Media Mention

Erik Baptist Discusses EPA’s Critical Use Exemption Process Under TSCA

Chemical Watch
August 3, 2020

Erik C. Baptist, partner in Wiley’s Environment & Product Regulation Practice, was quoted in a July 29 Chemical Watch article regarding requests for the U.S. Environmental Protection Agency (EPA) to consider exempting certain “critical uses” of chemicals from potential regulatory activity under the Toxic Substances Control Act (TSCA).

As Chemical Watch reported, Section 6(g) of TSCA allows the EPA to grant regulatory exemptions under certain conditions, such as when a chemical is considered “critical or essential” and no other feasible, safer alternative is available.

After requests from two companies and one federal agency for exemptions under this provision have arisen, similar requests are expected to grow as the EPA finalizes risk management evaluations for the first group of ten substances, according to Chemical Watch. One of the companies, the article noted, cited a lack of guidance from EPA when its exemption request was submitted.

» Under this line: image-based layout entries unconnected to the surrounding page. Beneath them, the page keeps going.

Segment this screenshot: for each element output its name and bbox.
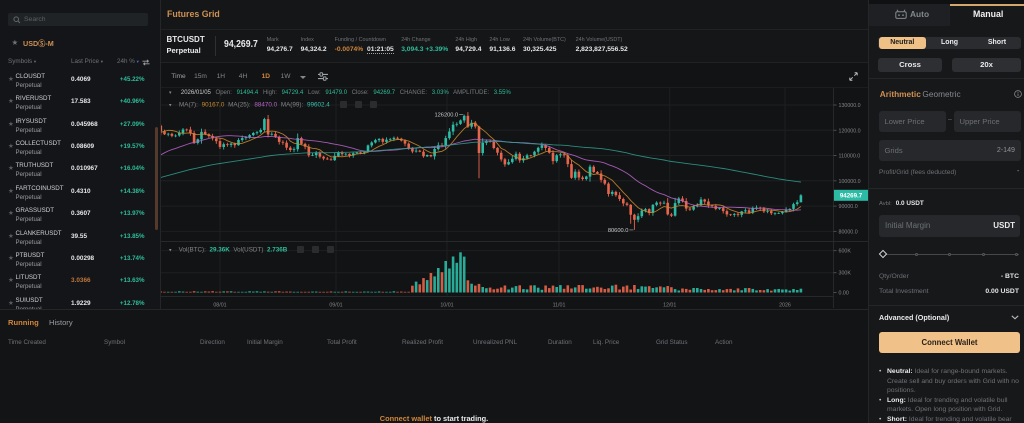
svg-text:130000.0: 130000.0 <box>839 103 861 109</box>
svg-text:80600.0: 80600.0 <box>608 228 629 234</box>
svg-text:100000.0: 100000.0 <box>839 179 861 185</box>
svg-text:0.00: 0.00 <box>839 291 849 297</box>
svg-text:10/01: 10/01 <box>440 303 453 309</box>
svg-text:94269.7: 94269.7 <box>840 193 863 200</box>
svg-text:2026: 2026 <box>779 303 791 309</box>
svg-text:110000.0: 110000.0 <box>839 154 861 160</box>
svg-text:120000.0: 120000.0 <box>839 128 861 134</box>
svg-text:80000.0: 80000.0 <box>839 229 858 235</box>
svg-text:300K: 300K <box>839 271 852 277</box>
svg-text:126200.0: 126200.0 <box>434 113 458 119</box>
svg-text:600K: 600K <box>839 249 852 255</box>
svg-text:08/01: 08/01 <box>213 303 226 309</box>
svg-text:90000.0: 90000.0 <box>839 204 858 210</box>
svg-text:11/01: 11/01 <box>553 303 566 309</box>
svg-text:09/01: 09/01 <box>329 303 342 309</box>
svg-text:12/01: 12/01 <box>663 303 676 309</box>
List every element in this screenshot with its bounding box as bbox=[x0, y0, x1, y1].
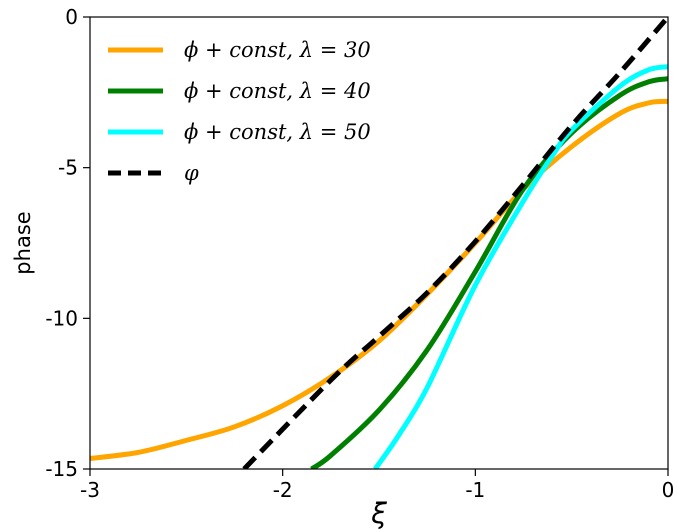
y-tick-label: 0 bbox=[65, 5, 78, 29]
x-tick-label: -2 bbox=[273, 478, 293, 502]
y-axis-label: phase bbox=[11, 211, 35, 274]
plot-frame bbox=[89, 16, 669, 470]
y-tick-label: -15 bbox=[45, 457, 78, 481]
y-tick-label: -10 bbox=[45, 306, 78, 330]
y-tick-label: -5 bbox=[58, 156, 78, 180]
series-line-2 bbox=[310, 76, 668, 469]
legend-label-2: ϕ + const, λ = 40 bbox=[184, 79, 371, 103]
series-line-4 bbox=[242, 17, 668, 469]
legend-label-4: φ bbox=[184, 161, 199, 185]
axis-ticks: -3 -2 -1 00-5-10-15 bbox=[45, 5, 674, 502]
legend: ϕ + const, λ = 30 ϕ + const, λ = 40 ϕ + co… bbox=[108, 38, 371, 185]
series-line-1 bbox=[90, 98, 668, 461]
legend-label-3: ϕ + const, λ = 50 bbox=[184, 120, 371, 144]
legend-label-1: ϕ + const, λ = 30 bbox=[184, 38, 371, 62]
x-tick-label: -1 bbox=[465, 478, 485, 502]
series-line-3 bbox=[373, 64, 668, 469]
x-axis-label: ξ bbox=[370, 497, 387, 529]
x-tick-label: -3 bbox=[80, 478, 100, 502]
x-tick-label: 0 bbox=[662, 478, 675, 502]
plot-lines bbox=[90, 17, 668, 469]
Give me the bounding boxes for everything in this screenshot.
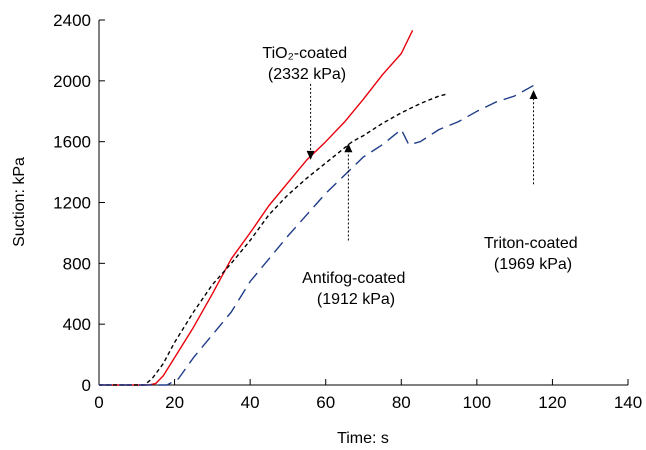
y-tick-label-0: 0 (82, 376, 91, 395)
annotation-triton-line1: Triton-coated (484, 235, 578, 252)
y-tick-label-1200: 1200 (53, 194, 91, 213)
x-tick-label-120: 120 (538, 393, 566, 412)
annotation-antifog: Antifog-coated (1912 kPa) (302, 270, 410, 308)
annotation-triton-line2: (1969 kPa) (494, 256, 572, 273)
arrow-head-tio2 (306, 150, 315, 160)
annotations-layer: TiO₂-coated (2332 kPa) Antifog-coated (1… (262, 45, 582, 308)
y-tick-label-800: 800 (63, 254, 91, 273)
annotation-tio2-line2: (2332 kPa) (268, 66, 346, 83)
x-tick-label-100: 100 (463, 393, 491, 412)
y-tick-label-2400: 2400 (53, 11, 91, 30)
annotation-antifog-line1: Antifog-coated (302, 270, 405, 287)
x-tick-label-60: 60 (316, 393, 335, 412)
x-tick-label-40: 40 (241, 393, 260, 412)
x-tick-label-140: 140 (614, 393, 642, 412)
y-tick-label-2000: 2000 (53, 72, 91, 91)
series-layer (99, 29, 534, 386)
x-tick-label-0: 0 (94, 393, 103, 412)
annotation-triton: Triton-coated (1969 kPa) (484, 235, 582, 273)
arrow-head-triton (529, 89, 538, 99)
series-line-antifog (99, 93, 447, 386)
arrow-head-antifog (344, 143, 353, 153)
x-axis-title: Time: s (337, 430, 389, 447)
annotation-antifog-line2: (1912 kPa) (317, 291, 395, 308)
axes: 0 20 40 60 80 100 120 140 0 400 800 1200 1600 2000 240… (53, 11, 642, 412)
y-axis-title: Suction: kPa (11, 157, 28, 247)
x-tick-label-80: 80 (392, 393, 411, 412)
series-line-triton (99, 84, 534, 386)
annotation-tio2-line1: TiO₂-coated (262, 45, 347, 62)
y-tick-label-1600: 1600 (53, 133, 91, 152)
y-tick-label-400: 400 (63, 315, 91, 334)
series-line-tio2 (99, 29, 414, 386)
annotation-tio2: TiO₂-coated (2332 kPa) (262, 45, 351, 83)
x-tick-label-20: 20 (165, 393, 184, 412)
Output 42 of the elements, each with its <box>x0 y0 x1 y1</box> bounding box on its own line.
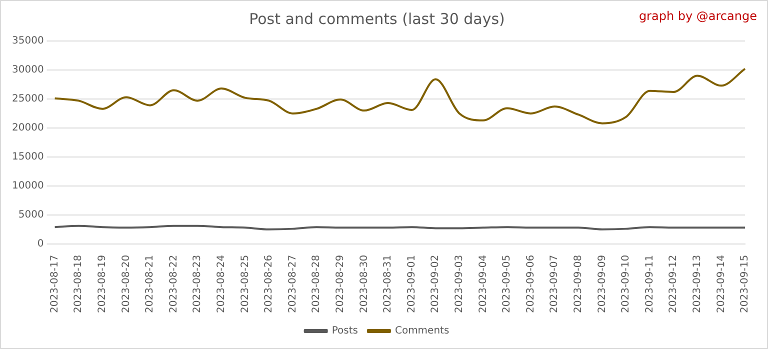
x-tick-label: 2023-08-21 <box>144 254 156 314</box>
x-tick-label: 2023-09-12 <box>668 254 680 314</box>
y-tick-label: 10000 <box>12 180 44 192</box>
x-tick-label: 2023-08-28 <box>311 254 322 314</box>
y-tick-label: 35000 <box>12 36 44 47</box>
x-tick-label: 2023-09-02 <box>430 254 442 314</box>
y-tick-label: 30000 <box>12 64 44 76</box>
x-tick-label: 2023-08-23 <box>192 254 204 314</box>
x-tick-label: 2023-08-26 <box>264 254 275 314</box>
x-tick-label: 2023-08-29 <box>335 254 346 314</box>
x-tick-label: 2023-09-06 <box>525 254 536 314</box>
x-tick-label: 2023-08-24 <box>216 254 227 314</box>
x-tick-label: 2023-08-27 <box>287 254 298 314</box>
x-tick-label: 2023-09-10 <box>620 254 632 314</box>
x-tick-label: 2023-09-05 <box>502 254 513 314</box>
x-tick-label: 2023-09-11 <box>644 254 656 314</box>
x-tick-label: 2023-09-07 <box>549 254 560 314</box>
x-tick-label: 2023-09-15 <box>740 254 751 314</box>
legend-label: Comments <box>394 326 450 337</box>
x-tick-label: 2023-08-20 <box>120 254 132 314</box>
y-tick-label: 0 <box>37 238 44 250</box>
x-tick-label: 2023-09-08 <box>572 254 584 314</box>
y-tick-label: 5000 <box>18 209 44 220</box>
x-tick-label: 2023-09-01 <box>406 254 418 314</box>
x-tick-label: 2023-08-31 <box>382 254 394 314</box>
x-tick-label: 2023-08-19 <box>97 254 108 314</box>
x-tick-label: 2023-08-25 <box>240 254 251 314</box>
x-tick-label: 2023-08-18 <box>73 254 84 314</box>
x-tick-label: 2023-08-22 <box>168 254 180 314</box>
x-tick-label: 2023-09-09 <box>596 254 608 314</box>
text: graph by @arcange <box>638 9 757 23</box>
legend-label: Posts <box>332 326 358 337</box>
y-tick-label: 15000 <box>12 152 44 163</box>
x-tick-label: 2023-09-13 <box>692 254 703 314</box>
x-tick-label: 2023-09-14 <box>716 254 727 314</box>
chart-title: Post and comments (last 30 days) <box>249 10 505 28</box>
x-tick-label: 2023-08-30 <box>358 254 370 314</box>
x-tick-label: 2023-09-03 <box>454 254 465 314</box>
x-tick-label: 2023-08-17 <box>49 254 60 314</box>
y-tick-label: 25000 <box>12 94 44 105</box>
x-tick-label: 2023-09-04 <box>478 254 489 314</box>
y-tick-label: 20000 <box>12 122 44 134</box>
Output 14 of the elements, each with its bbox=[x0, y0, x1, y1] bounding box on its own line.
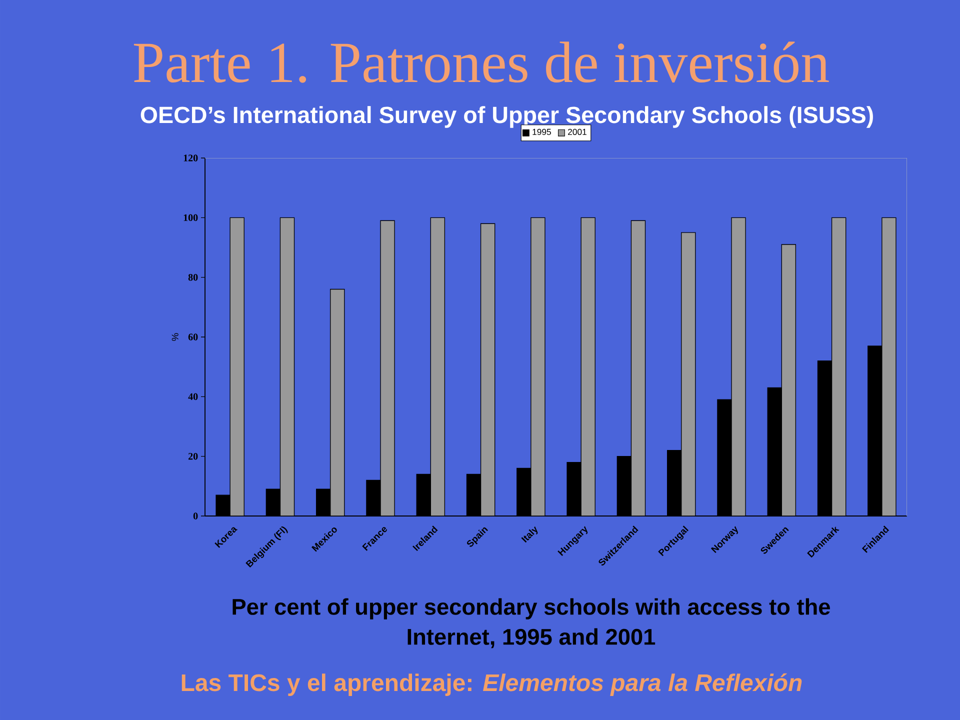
y-tick-label: 60 bbox=[188, 334, 198, 340]
y-tick-label: 120 bbox=[184, 154, 198, 162]
text: Per cent of upper secondary schools with access to the Internet, 1995 and 2001 bbox=[232, 598, 830, 648]
text: Las TICs y el aprendizaje: Elementos para la Reflexión bbox=[182, 673, 802, 696]
chart-title: Parte 1. Patrones de inversión bbox=[134, 42, 829, 83]
y-tick-label: 0 bbox=[193, 512, 198, 520]
legend-label: 2001 bbox=[568, 128, 586, 135]
y-tick-label: 100 bbox=[184, 214, 198, 222]
y-axis-title: % bbox=[172, 333, 178, 341]
y-tick-label: 40 bbox=[188, 393, 198, 400]
y-tick-label: 80 bbox=[188, 274, 198, 281]
chart-subtitle: OECD’s International Survey of Upper Secondary Schools (ISUSS) bbox=[140, 106, 873, 128]
y-tick-label: 20 bbox=[188, 452, 198, 460]
legend-label: 1995 bbox=[532, 128, 551, 135]
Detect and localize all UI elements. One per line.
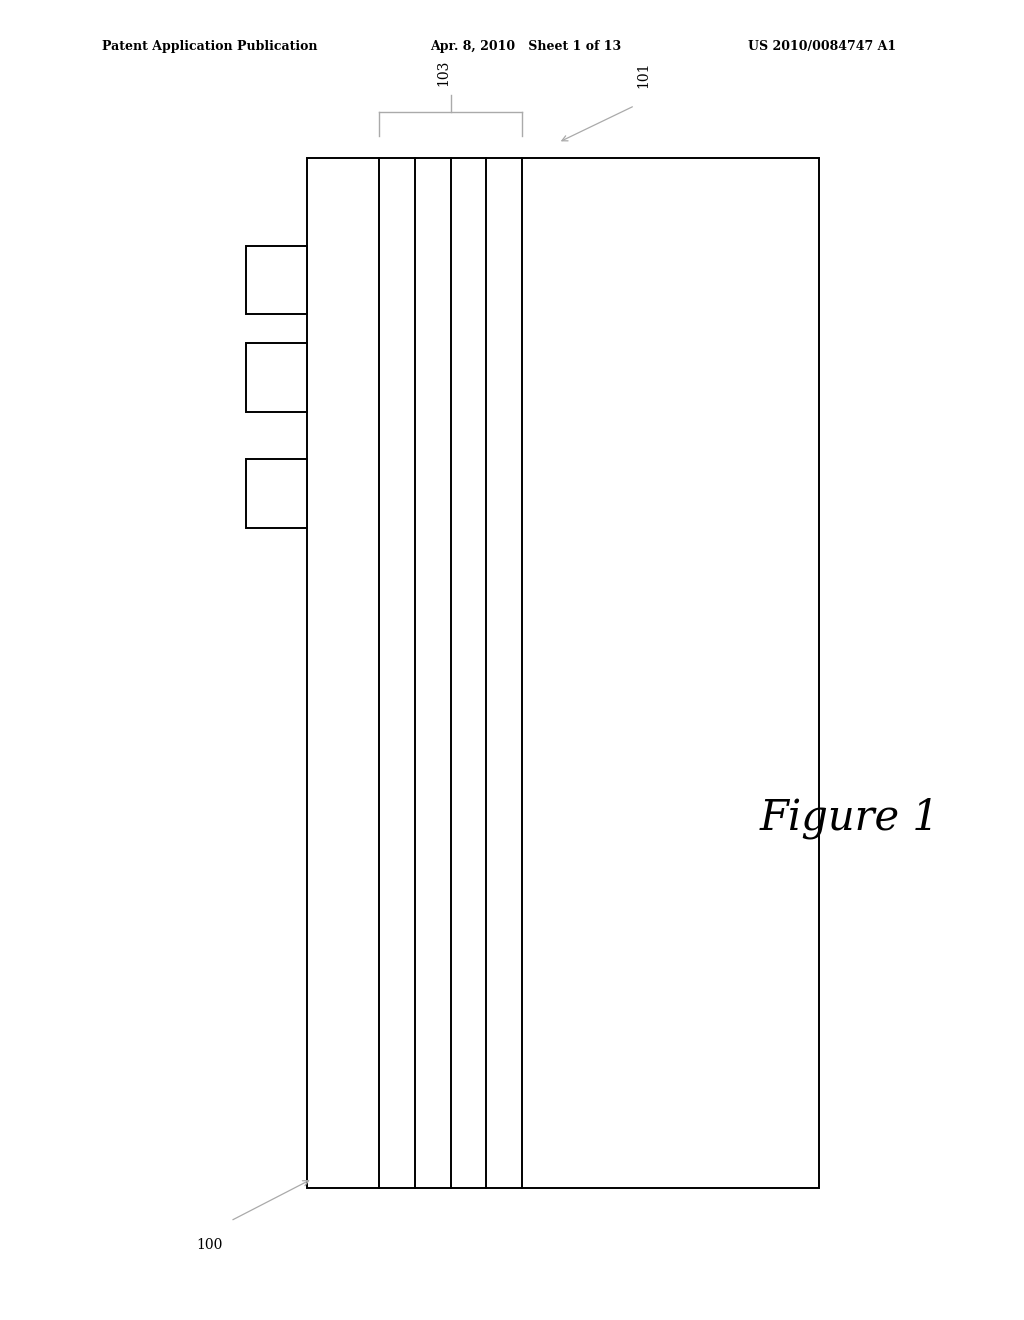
Text: 103: 103	[436, 59, 451, 86]
Bar	[246, 343, 307, 412]
Text: Patent Application Publication: Patent Application Publication	[102, 40, 317, 53]
Bar	[307, 158, 819, 1188]
Text: 105: 105	[254, 482, 268, 508]
Bar	[246, 459, 307, 528]
Text: 107: 107	[247, 383, 261, 409]
Bar	[246, 246, 307, 314]
Text: Apr. 8, 2010   Sheet 1 of 13: Apr. 8, 2010 Sheet 1 of 13	[430, 40, 622, 53]
Text: 101: 101	[636, 62, 650, 88]
Text: 100: 100	[197, 1238, 223, 1253]
Text: Figure 1: Figure 1	[760, 797, 940, 840]
Text: US 2010/0084747 A1: US 2010/0084747 A1	[748, 40, 896, 53]
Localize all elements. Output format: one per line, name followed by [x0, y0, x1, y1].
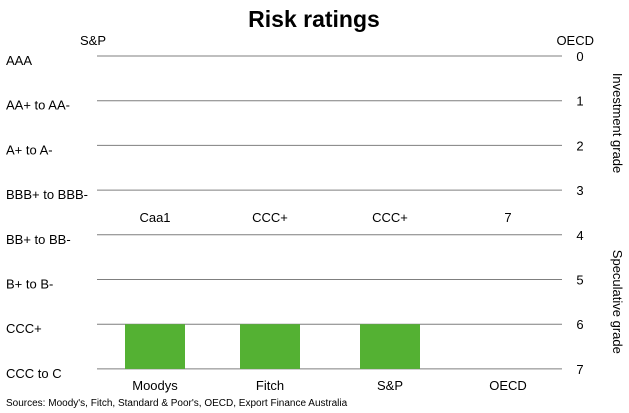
right-tick-label: 7 — [576, 362, 583, 377]
bar — [240, 324, 300, 369]
grade-group-label: Investment grade — [610, 73, 625, 173]
left-tick-label: CCC to C — [6, 366, 62, 381]
value-labels: Caa1 CCC+ CCC+ 7 — [139, 210, 511, 225]
right-tick-label: 2 — [576, 138, 583, 153]
left-axis-ticks: AAA AA+ to AA- A+ to A- BBB+ to BBB- BB+ to … — [6, 53, 88, 381]
category-label: Moodys — [132, 378, 178, 393]
right-tick-label: 0 — [576, 49, 583, 64]
left-tick-label: AA+ to AA- — [6, 98, 70, 113]
category-label: Fitch — [256, 378, 284, 393]
right-tick-label: 4 — [576, 228, 583, 243]
left-tick-label: A+ to A- — [6, 142, 53, 157]
left-tick-label: B+ to B- — [6, 277, 53, 292]
bars — [125, 324, 420, 369]
right-axis-title: OECD — [556, 33, 594, 48]
right-tick-label: 3 — [576, 183, 583, 198]
right-tick-label: 6 — [576, 317, 583, 332]
left-tick-label: BB+ to BB- — [6, 232, 71, 247]
bar — [125, 324, 185, 369]
right-tick-label: 5 — [576, 273, 583, 288]
category-label: S&P — [377, 378, 403, 393]
category-label: OECD — [489, 378, 527, 393]
grade-groups: Investment grade Speculative grade — [610, 73, 625, 354]
category-labels: Moodys Fitch S&P OECD — [132, 378, 527, 393]
value-label: 7 — [504, 210, 511, 225]
right-tick-label: 1 — [576, 94, 583, 109]
left-tick-label: CCC+ — [6, 321, 42, 336]
left-tick-label: BBB+ to BBB- — [6, 187, 88, 202]
value-label: CCC+ — [372, 210, 408, 225]
value-label: Caa1 — [139, 210, 170, 225]
source-note: Sources: Moody's, Fitch, Standard & Poor… — [6, 398, 348, 409]
bar — [360, 324, 420, 369]
grade-group-label: Speculative grade — [610, 250, 625, 354]
value-label: CCC+ — [252, 210, 288, 225]
chart-title: Risk ratings — [248, 6, 380, 32]
left-tick-label: AAA — [6, 53, 32, 68]
right-axis-ticks: 0 1 2 3 4 5 6 7 — [576, 49, 583, 377]
left-axis-title: S&P — [80, 33, 106, 48]
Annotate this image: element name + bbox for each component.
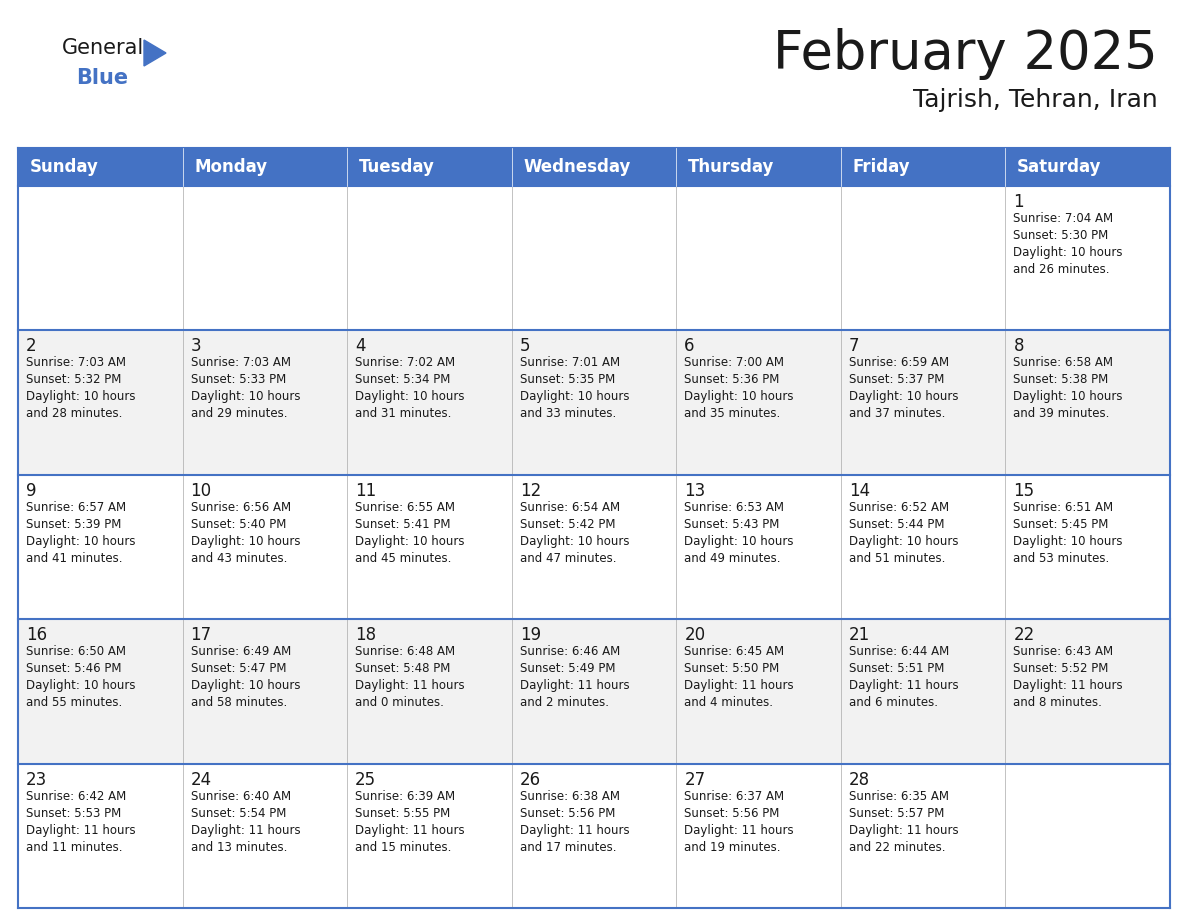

“EPA should set up an exemption process and tell affected stakeholders when they should submit their request for an exemption and the factors EPA will consider,” Mr. Baptist told Chemical Watch.

The timing of the company’s request is not too late according to the TSCA statute, Mr. Baptist said. However – as noted in a recent Wiley alert – he said that companies hoping to win a critical use exemption, or anticipate future litigation, should consider the timing of their engagement with the EPA to be a crucial factor in achieving a positive outcome.

Mr. Baptist pointed out that when reviewing a risk management rule, the court must find it unlawful and set it aside when the Agency’s decision “is not supported by substantial evidence in the rulemaking record, taken as a whole.”

Because the court will evaluate everything considered by the EPA, as well as public submissions in the administrative record, “establishing the risk management rulemaking record is vitally important when anticipating potential litigation,” Mr. Baptist said.